Leandro Slipczuk, MD, PhD, of Montefiore Medical Center, concluded the session by highlighting potential uses of AI with CCTA. There is great promise in this area, but the challenges of reimbursement mount, as CMS continues to reduce payment for imaging.
However, developing algorithms to find individuals without symptoms who are likely to have cardiac events could have huge implications for health systems. Many companies offer products, and many institutions are already using AI, he said.
CCTA with AI can produce atherosclerosis analysis quickly, and tools are emerging to allow integration of new information, Slipczuk said, such as incorporating information from the aorta.
The emerging field of “radiomics,” which uses AI in a form of precision medicine, is gathering data to predict which individuals will develop plaque.
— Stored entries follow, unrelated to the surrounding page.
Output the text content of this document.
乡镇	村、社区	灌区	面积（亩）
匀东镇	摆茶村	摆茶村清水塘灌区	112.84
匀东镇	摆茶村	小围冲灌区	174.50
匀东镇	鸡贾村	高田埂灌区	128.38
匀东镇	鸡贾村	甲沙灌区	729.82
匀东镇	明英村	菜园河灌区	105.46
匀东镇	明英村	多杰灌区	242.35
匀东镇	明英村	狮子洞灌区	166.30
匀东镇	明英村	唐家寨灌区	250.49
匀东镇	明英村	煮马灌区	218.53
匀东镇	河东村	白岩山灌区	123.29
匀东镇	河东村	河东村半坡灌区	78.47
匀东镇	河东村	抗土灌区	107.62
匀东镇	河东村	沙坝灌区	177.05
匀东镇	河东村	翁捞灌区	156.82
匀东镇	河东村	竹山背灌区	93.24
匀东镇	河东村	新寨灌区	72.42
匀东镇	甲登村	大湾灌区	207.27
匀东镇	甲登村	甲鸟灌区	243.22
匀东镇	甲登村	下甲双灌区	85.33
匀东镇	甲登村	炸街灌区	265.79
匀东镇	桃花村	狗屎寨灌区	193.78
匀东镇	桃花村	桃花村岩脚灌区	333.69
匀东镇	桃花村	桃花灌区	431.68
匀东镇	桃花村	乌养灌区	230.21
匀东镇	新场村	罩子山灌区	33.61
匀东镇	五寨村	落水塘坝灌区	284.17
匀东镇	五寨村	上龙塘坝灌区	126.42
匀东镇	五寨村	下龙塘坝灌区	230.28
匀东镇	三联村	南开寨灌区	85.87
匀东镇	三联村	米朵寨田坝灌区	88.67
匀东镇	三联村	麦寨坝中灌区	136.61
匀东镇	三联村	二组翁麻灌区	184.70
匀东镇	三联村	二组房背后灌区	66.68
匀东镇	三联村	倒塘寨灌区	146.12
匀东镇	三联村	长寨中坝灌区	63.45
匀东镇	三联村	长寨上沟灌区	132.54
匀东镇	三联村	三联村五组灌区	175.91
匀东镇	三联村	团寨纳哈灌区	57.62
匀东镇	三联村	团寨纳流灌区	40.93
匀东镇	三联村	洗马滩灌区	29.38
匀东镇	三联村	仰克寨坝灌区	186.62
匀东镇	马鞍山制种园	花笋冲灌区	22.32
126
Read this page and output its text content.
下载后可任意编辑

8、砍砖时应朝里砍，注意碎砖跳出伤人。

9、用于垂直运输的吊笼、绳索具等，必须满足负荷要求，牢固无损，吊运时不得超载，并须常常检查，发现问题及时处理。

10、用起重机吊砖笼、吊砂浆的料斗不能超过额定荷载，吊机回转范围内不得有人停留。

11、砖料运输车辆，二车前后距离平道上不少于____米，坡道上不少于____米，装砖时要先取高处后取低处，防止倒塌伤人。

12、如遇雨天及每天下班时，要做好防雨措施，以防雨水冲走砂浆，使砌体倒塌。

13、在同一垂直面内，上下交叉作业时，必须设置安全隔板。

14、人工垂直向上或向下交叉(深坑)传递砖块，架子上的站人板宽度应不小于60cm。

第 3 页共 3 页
The field is moving, he said, “from focusing only on secondary prevention to a continuum of risk.”
He especially wants to see the field look at younger patients, for whom intervention can reverse disease before it creates damage that will permanently disable patients and cause high downstream costs. Today, “We are waiting until patients are too old,” Slipczuk said. “We must [act] earlier to treat CAD and induce plaque regression with more aggressive treatment.”
Reference
Dougals PS, Hoffman U, Patel MR. Outcomes of anatomical versus functional testing for coronary artery disease. N Engl J Med. 2015;372(14):1291-1300. doi: 10.1056/NEJMoa1415516.